Question

What will be the Perimeter of the isosceles right-angled $△$ LON in the given figure?
(Given: KLOJ is a square)

• A. $2\sqrt{2}$ + 1 cm
• B. $\sqrt{2}$ cm
• C. $\sqrt{2}$ + 1 cm
• D. 2 + $\sqrt{2}$ cm

Answer 1

The correct option is C

$\sqrt{2}$ + 1 cm

The figure given needs to be observed carefully.

KL is given as $\frac{1}{\sqrt{2}}$ cm

KL = LO (Sides of the same square)

LO = ON = $\frac{1}{\sqrt{2}}$ (The figure shows LON as an isosceles right-angled triangle)

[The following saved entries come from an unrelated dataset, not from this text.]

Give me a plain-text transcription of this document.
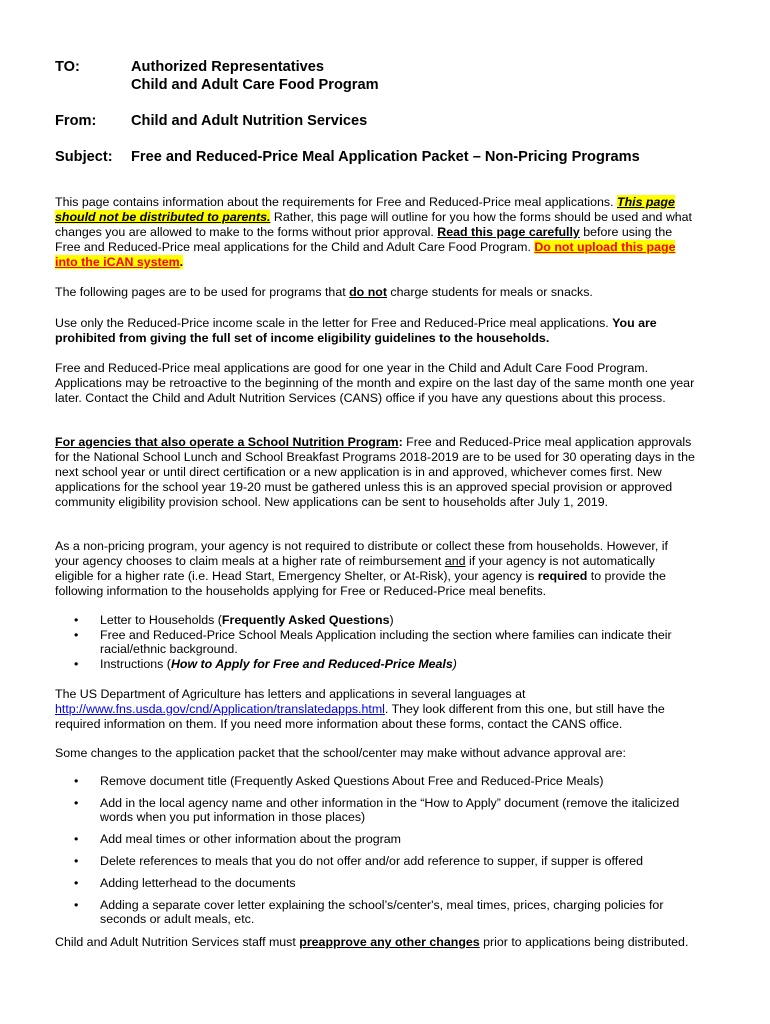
TO:	Authorized Representatives
Child and Adult Care Food Program
From: Child and Adult Nutrition Services
Subject: Free and Reduced-Price Meal Application Packet – Non-Pricing Programs
This page contains information about the requirements for Free and Reduced-Price meal applications. This page should not be distributed to parents. Rather, this page will outline for you how the forms should be used and what changes you are allowed to make to the forms without prior approval. Read this page carefully before using the Free and Reduced-Price meal applications for the Child and Adult Care Food Program. Do not upload this page into the iCAN system.
The following pages are to be used for programs that do not charge students for meals or snacks.
Use only the Reduced-Price income scale in the letter for Free and Reduced-Price meal applications. You are prohibited from giving the full set of income eligibility guidelines to the households.
Free and Reduced-Price meal applications are good for one year in the Child and Adult Care Food Program. Applications may be retroactive to the beginning of the month and expire on the last day of the same month one year later. Contact the Child and Adult Nutrition Services (CANS) office if you have any questions about this process.
For agencies that also operate a School Nutrition Program: Free and Reduced-Price meal application approvals for the National School Lunch and School Breakfast Programs 2018-2019 are to be used for 30 operating days in the next school year or until direct certification or a new application is in and approved, whichever comes first. New applications for the school year 19-20 must be gathered unless this is an approved special provision or approved community eligibility provision school. New applications can be sent to households after July 1, 2019.
As a non-pricing program, your agency is not required to distribute or collect these from households. However, if your agency chooses to claim meals at a higher rate of reimbursement and if your agency is not automatically eligible for a higher rate (i.e. Head Start, Emergency Shelter, or At-Risk), your agency is required to provide the following information to the households applying for Free or Reduced-Price meal benefits.
• Letter to Households (Frequently Asked Questions)
• Free and Reduced-Price School Meals Application including the section where families can indicate their racial/ethnic background.
• Instructions (How to Apply for Free and Reduced-Price Meals)
The US Department of Agriculture has letters and applications in several languages at http://www.fns.usda.gov/cnd/Application/translatedapps.html. They look different from this one, but still have the required information on them. If you need more information about these forms, contact the CANS office.
Some changes to the application packet that the school/center may make without advance approval are:
• Remove document title (Frequently Asked Questions About Free and Reduced-Price Meals)
• Add in the local agency name and other information in the “How to Apply” document (remove the italicized words when you put information in those places)
• Add meal times or other information about the program
• Delete references to meals that you do not offer and/or add reference to supper, if supper is offered
• Adding letterhead to the documents
• Adding a separate cover letter explaining the school’s/center's, meal times, prices, charging policies for seconds or adult meals, etc.
Child and Adult Nutrition Services staff must preapprove any other changes prior to applications being distributed.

$\therefore$ LN = $\sqrt{(\frac{1}{\sqrt{2}}{)}^2+(\frac{1}{\sqrt{2}}{)}^2}$

= $\sqrt{\frac{1}{2}+\frac{1}{2}}$

=$\sqrt{1}$

= 1 cm

$\therefore$ Perimeter of the $△$ LON = LO + ON + LN

= $\frac{1}{\sqrt{2}}$ + $\frac{1}{\sqrt{2}}$ + 1

= $\frac{2}{\sqrt{2}}$ +1

= $\sqrt{2}$ + 1 cm